An extension Web site, launched in July 2008 to provide a platform for information exchange on honey bee issues, has been upgraded and improved by incorporating user feedback and the placement of recent research findings on the site for ready access by the public. Publications will be made available on the site along with a more user friendly synopsis of each publication. A new NIFA-CAP extension based grant called the Bee Informed Partnership (BIP) was initiated two years ago and data from the Areawide project will help to populate a large data set on pests and disease levels across the U.S. to be used as a decision making tool by beekeepers.

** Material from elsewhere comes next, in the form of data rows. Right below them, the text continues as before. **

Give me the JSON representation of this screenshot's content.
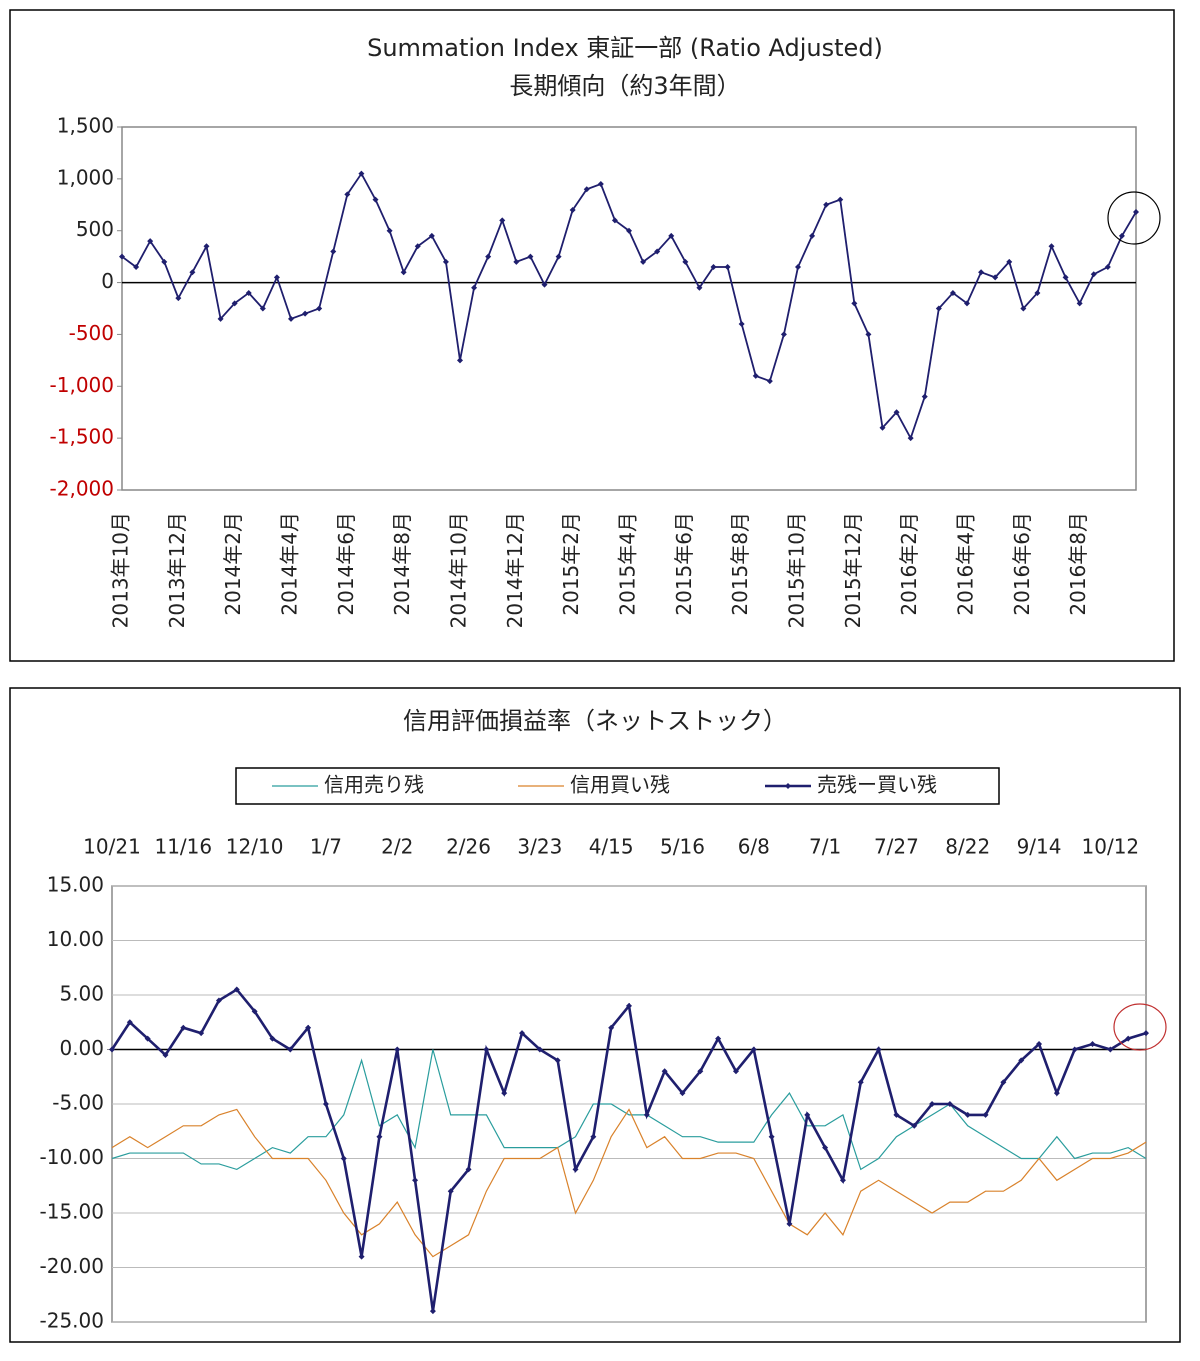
{
  "chart_data": [
    {
      "type": "line",
      "title": "Summation Index 東証一部 (Ratio Adjusted)",
      "subtitle": "長期傾向（約3年間）",
      "categories": [
        "2013年10月",
        null,
        null,
        null,
        "2013年12月",
        null,
        null,
        null,
        "2014年2月",
        null,
        null,
        null,
        "2014年4月",
        null,
        null,
        null,
        "2014年6月",
        null,
        null,
        null,
        "2014年8月",
        null,
        null,
        null,
        "2014年10月",
        null,
        null,
        null,
        "2014年12月",
        null,
        null,
        null,
        "2015年2月",
        null,
        null,
        null,
        "2015年4月",
        null,
        null,
        null,
        "2015年6月",
        null,
        null,
        null,
        "2015年8月",
        null,
        null,
        null,
        "2015年10月",
        null,
        null,
        null,
        "2015年12月",
        null,
        null,
        null,
        "2016年2月",
        null,
        null,
        null,
        "2016年4月",
        null,
        null,
        null,
        "2016年6月",
        null,
        null,
        null,
        "2016年8月",
        null,
        null,
        null,
        null
      ],
      "values": [
        250,
        150,
        400,
        200,
        -150,
        100,
        350,
        -350,
        -200,
        -100,
        -250,
        50,
        -350,
        -300,
        -250,
        300,
        850,
        1050,
        800,
        500,
        100,
        350,
        450,
        200,
        -750,
        -50,
        250,
        600,
        200,
        250,
        -20,
        250,
        700,
        900,
        950,
        600,
        500,
        200,
        300,
        450,
        200,
        -50,
        150,
        150,
        -400,
        -900,
        -950,
        -500,
        150,
        450,
        750,
        800,
        -200,
        -500,
        -1400,
        -1250,
        -1500,
        -1100,
        -250,
        -100,
        -200,
        100,
        50,
        200,
        -250,
        -100,
        350,
        50,
        -200,
        80,
        150,
        450,
        680
      ],
      "color": "#1f1f6e",
      "markers": true,
      "ylim": [
        -2000,
        1500
      ],
      "yticks": [
        {
          "value": -2000,
          "label": "-2,000"
        },
        {
          "value": -1500,
          "label": "-1,500"
        },
        {
          "value": -1000,
          "label": "-1,000"
        },
        -500,
        0,
        500,
        {
          "value": 1000,
          "label": "1,000"
        },
        {
          "value": 1500,
          "label": "1,500"
        }
      ],
      "negative_tick_color": "#c00000",
      "grid": false
    },
    {
      "type": "line",
      "title": "信用評価損益率（ネットストック）",
      "categories": [
        "10/21",
        null,
        null,
        null,
        "11/16",
        null,
        null,
        null,
        "12/10",
        null,
        null,
        null,
        "1/7",
        null,
        null,
        null,
        "2/2",
        null,
        null,
        null,
        "2/26",
        null,
        null,
        null,
        "3/23",
        null,
        null,
        null,
        "4/15",
        null,
        null,
        null,
        "5/16",
        null,
        null,
        null,
        "6/8",
        null,
        null,
        null,
        "7/1",
        null,
        null,
        null,
        "7/27",
        null,
        null,
        null,
        "8/22",
        null,
        null,
        null,
        "9/14",
        null,
        null,
        null,
        "10/12",
        null,
        null
      ],
      "series": [
        {
          "name": "信用売り残",
          "color": "#2a9d9d",
          "markers": false,
          "values": [
            -10,
            -9.5,
            -9.5,
            -9.5,
            -9.5,
            -10.5,
            -10.5,
            -11,
            -10,
            -9,
            -9.5,
            -8,
            -8,
            -6,
            -1,
            -7,
            -6,
            -9,
            0,
            -6,
            -6,
            -6,
            -9,
            -9,
            -9,
            -9,
            -8,
            -5,
            -5,
            -6,
            -6,
            -7,
            -8,
            -8,
            -8.5,
            -8.5,
            -8.5,
            -6,
            -4,
            -7,
            -7,
            -6,
            -11,
            -10,
            -8,
            -7,
            -6,
            -5,
            -7,
            -8,
            -9,
            -10,
            -10,
            -8,
            -10,
            -9.5,
            -9.5,
            -9,
            -10
          ]
        },
        {
          "name": "信用買い残",
          "color": "#d9822b",
          "markers": false,
          "values": [
            -9,
            -8,
            -9,
            -8,
            -7,
            -7,
            -6,
            -5.5,
            -8,
            -10,
            -10,
            -10,
            -12,
            -15,
            -17,
            -16,
            -14,
            -17,
            -19,
            -18,
            -17,
            -13,
            -10,
            -10,
            -10,
            -9,
            -15,
            -12,
            -8,
            -5.5,
            -9,
            -8,
            -10,
            -10,
            -9.5,
            -9.5,
            -10,
            -13,
            -16,
            -17,
            -15,
            -17,
            -13,
            -12,
            -13,
            -14,
            -15,
            -14,
            -14,
            -13,
            -13,
            -12,
            -10,
            -12,
            -11,
            -10,
            -10,
            -9.5,
            -8.5
          ]
        },
        {
          "name": "売残ー買い残",
          "color": "#1f1f6e",
          "markers": true,
          "values": [
            0,
            2.5,
            1,
            -0.5,
            2,
            1.5,
            4.5,
            5.5,
            3.5,
            1,
            0,
            2,
            -5,
            -10,
            -19,
            -8,
            0,
            -12,
            -24,
            -13,
            -11,
            0,
            -4,
            1.5,
            0,
            -1,
            -11,
            -8,
            2,
            4,
            -6,
            -2,
            -4,
            -2,
            1,
            -2,
            0,
            -8,
            -16,
            -6,
            -9,
            -12,
            -3,
            0,
            -6,
            -7,
            -5,
            -5,
            -6,
            -6,
            -3,
            -1,
            0.5,
            -4,
            0,
            0.5,
            0,
            1,
            1.5
          ]
        }
      ],
      "ylim": [
        -25,
        15
      ],
      "yticks": [
        {
          "value": -25,
          "label": "-25.00"
        },
        {
          "value": -20,
          "label": "-20.00"
        },
        {
          "value": -15,
          "label": "-15.00"
        },
        {
          "value": -10,
          "label": "-10.00"
        },
        {
          "value": -5,
          "label": "-5.00"
        },
        {
          "value": 0,
          "label": "0.00"
        },
        {
          "value": 5,
          "label": "5.00"
        },
        {
          "value": 10,
          "label": "10.00"
        },
        {
          "value": 15,
          "label": "15.00"
        }
      ],
      "grid": true
    }
  ]
}
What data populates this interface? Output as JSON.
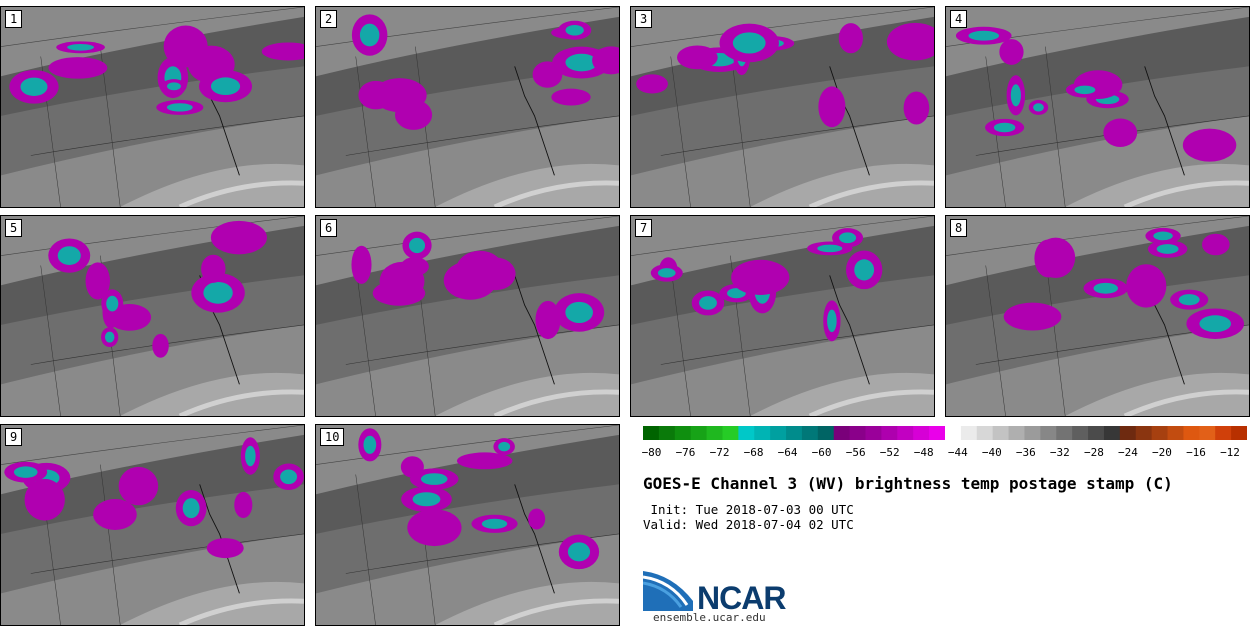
{
  "panels": [
    {
      "number": "1"
    },
    {
      "number": "2"
    },
    {
      "number": "3"
    },
    {
      "number": "4"
    },
    {
      "number": "5"
    },
    {
      "number": "6"
    },
    {
      "number": "7"
    },
    {
      "number": "8"
    },
    {
      "number": "9"
    },
    {
      "number": "10"
    }
  ],
  "colorbar": {
    "ticks": [
      "−80",
      "−76",
      "−72",
      "−68",
      "−64",
      "−60",
      "−56",
      "−52",
      "−48",
      "−44",
      "−40",
      "−36",
      "−32",
      "−28",
      "−24",
      "−20",
      "−16",
      "−12"
    ],
    "min": -81,
    "max": -10,
    "colors": [
      "#006400",
      "#0a7a0a",
      "#0f8f0f",
      "#17a317",
      "#1fb81f",
      "#26cc26",
      "#00c8c8",
      "#00b4b4",
      "#00a0a0",
      "#008c8c",
      "#007878",
      "#006464",
      "#7a007a",
      "#8a008a",
      "#9a009a",
      "#ae00ae",
      "#c200c2",
      "#d600d6",
      "#ea00ea",
      "#ffffff",
      "#ebebeb",
      "#d7d7d7",
      "#c3c3c3",
      "#afafaf",
      "#9b9b9b",
      "#878787",
      "#737373",
      "#5f5f5f",
      "#4b4b4b",
      "#373737",
      "#6e2a10",
      "#8a3510",
      "#a64010",
      "#c24c10",
      "#de5810",
      "#e26018",
      "#d0400a",
      "#b83000"
    ]
  },
  "title": "GOES-E Channel 3 (WV) brightness temp postage stamp (C)",
  "init_label": " Init: Tue 2018-07-03 00 UTC",
  "valid_label": "Valid: Wed 2018-07-04 02 UTC",
  "logo": {
    "name": "NCAR",
    "url": "ensemble.ucar.edu"
  }
}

Pesticide-gene expression interactions. BRL scientists demonstrated that sub-lethal pesticide exposure can cause changes in metabolic response in worker honey bees that may alter bee health. These changes include changes in detoxification pathways and changes in immune response. Interactions between pesticides and gene expression will help us better understand the negative effects that pesticides have on individual bees and could aide in our development of strategies to limit the recent declines in honey bee colony health.
Causes of honey bee winter declines. BRL scientists collaborated with the Apiary Inspectors of America, USDA-APHIS and the University of Maryland on a national survey to document colony losses. This survey, now in its seventh year, provides the only data on colony losses in the U.S. and the survey questions have been harmonized with European colleagues to allow for comparison of data collection in Europe.
Effect of transportation on honey bees. BRL scientists in collaboration with Michigan State University demonstrated that long-distance transportation adversely affects individual worker bees and thus may impact the colony as a whole. Worker bees in colonies that moved had smaller glands that they use to feed immature brood in the colony. These smaller brood food glands would limit the amount of new young bees that could be raised and thus reduce the adult bee population over time. This is valuable information for beekeepers and a better understanding of migratory stress should allow for the development of techniques to limit this stress such as increased water availability during the move and possible refrigeration during transport, to mention just two ideas. Means to limit migratory stress are needed as the need for pollination, and thus colony transport, continues to increase in U.S. agriculture.
Boncristiani, H., Underwood, R., Schwarz, R.S., Evans, J.D., Pettis, J.S., Vanengelsdorp, D. 2011. Direct effect of acaricides on pathogen loads and gene expression levels of honey bee Apis mellifera. Journal of Insect Physiology. 58:613-620.
Ahn, K., Xie, X., Pettis, J.S., Huang, Z.Y. 2012. Effects of long distance transportation on honey bee physiology. Psyche. DOI: 10.1155/2012/193029.